Mieux vaut se référer à la convention collective et au code du travail pour déterminer les conditions d’un congé de déménagement (pouvant aller de 1 à plusieurs jours), ou bien à la culture interne de votre entreprise. Dans la pratique, l’employeur conserve la liberté d’accepter ou non la demande. Une formatrice RH évoquait récemment que dans certains groupes, l’habitude prévaut sur la règle écrite. Cela peut dérouter certains salariés en mutation.

Pourquoi demander un jour de déménagement ?

Le déménagement suit souvent un calendrier saisonnier, avec de forts pics entre juin et septembre. Pendant cette période, on constate régulièrement que les tarifs doublent. Week-ends, jours de semaine, vacances scolaires… tous ces moments se remplissent vite chez les professionnels du secteur. Certains constatent que réserver une société de déménagement en période creuse (hors vacances scolaires par exemple) permet une négociation intéressante sur les prix, parfois préconisée par des experts.

Déménagements en semaine

C’est aussi pourquoi prendre un congé en semaine reste une stratégie appréciée. La demande baisse et le coût du déménagement fond en conséquence. Ce choix peut alléger votre budget global, parfois de plusieurs centaines d’euros d’après certains témoignages.

On rappelle que le coût moyen d’un déménagement en France tourne autour de 1 000 euros. D’ailleurs, les déménageurs consacrent leur temps intégralement à votre prestation sauf s’ils sont sollicités pour d’autres missions en parallèle (il arrive qu’un salarié remarque une baisse d’efficacité sur les gros transferts en cas d’agenda surchargé).

Que dit la convention collective ?

Tant que les jours dédiés au déménagement sont prévus par la convention collective, la démarche reste fluide. On recommande souvent de bien relire cet accord. Son application doit être exacte. Pour ceux qui souhaitent en savoir plus sur le bulletin de livraison, cliquez ici.

Peu importe les droits offerts, il vaut mieux les appliquer correctement pour ne pas désorganiser le fonctionnement de l’entreprise. Si votre déménagement s’annonce, mieux vaut ne pas repousser vos congés à la dernière minute (certains se font surprendre par des retards de planning quand tout s’enchaîne trop vite !).
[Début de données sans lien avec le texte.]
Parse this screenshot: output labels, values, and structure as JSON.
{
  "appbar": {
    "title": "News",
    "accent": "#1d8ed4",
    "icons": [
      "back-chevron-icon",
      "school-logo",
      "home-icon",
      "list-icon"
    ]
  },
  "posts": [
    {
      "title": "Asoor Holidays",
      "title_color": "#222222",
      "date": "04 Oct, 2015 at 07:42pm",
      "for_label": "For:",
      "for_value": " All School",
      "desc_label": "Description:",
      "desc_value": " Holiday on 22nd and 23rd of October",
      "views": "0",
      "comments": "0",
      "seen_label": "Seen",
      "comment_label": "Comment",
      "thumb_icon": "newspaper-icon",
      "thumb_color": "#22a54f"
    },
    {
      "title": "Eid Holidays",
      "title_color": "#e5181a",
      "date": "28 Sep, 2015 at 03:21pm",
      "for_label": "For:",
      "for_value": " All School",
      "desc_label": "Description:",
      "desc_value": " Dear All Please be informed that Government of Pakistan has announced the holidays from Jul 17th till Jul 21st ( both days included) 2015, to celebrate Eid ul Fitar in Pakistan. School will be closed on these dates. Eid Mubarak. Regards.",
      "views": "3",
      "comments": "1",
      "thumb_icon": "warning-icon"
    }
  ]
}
Cette précaution vaut même pour un jour de congé payé ou non.

Le contrat d’entreprise prévoit un congé pour le déménagement

On retrouve ici le même principe que pour la convention collective : le contrat d’entreprise peut spécifier la période autorisée pour s’absenter à l’occasion d’un déménagement. Dans certaines PME, il n’existe pas toujours d’accord officiel, toutefois la direction laisse volontiers un jour dédié, surtout si l’évènement découle d’un impératif professionnel.

Il peut arriver qu’un changement de poste ou d’horaires impose un rapprochement geographique. C’est le genre de situation souvent évoquée par les responsables de service : l’accord sur le congé-déménagement découle alors d’un usage, sans texte formel.

Lorsque le déménagement résulte d’une exigence professionnelle, même sans pratique interne, la demande de congé peut se justifier. En phase de négociation pour un transfert ou une modification de contrat, pensez à l’intégrer dans votre discussion. Une conseillère juridique rappelait récemment que ce point se discute toujours à l’avance (c’est pas toujours évident quand on manque d’anticipation !).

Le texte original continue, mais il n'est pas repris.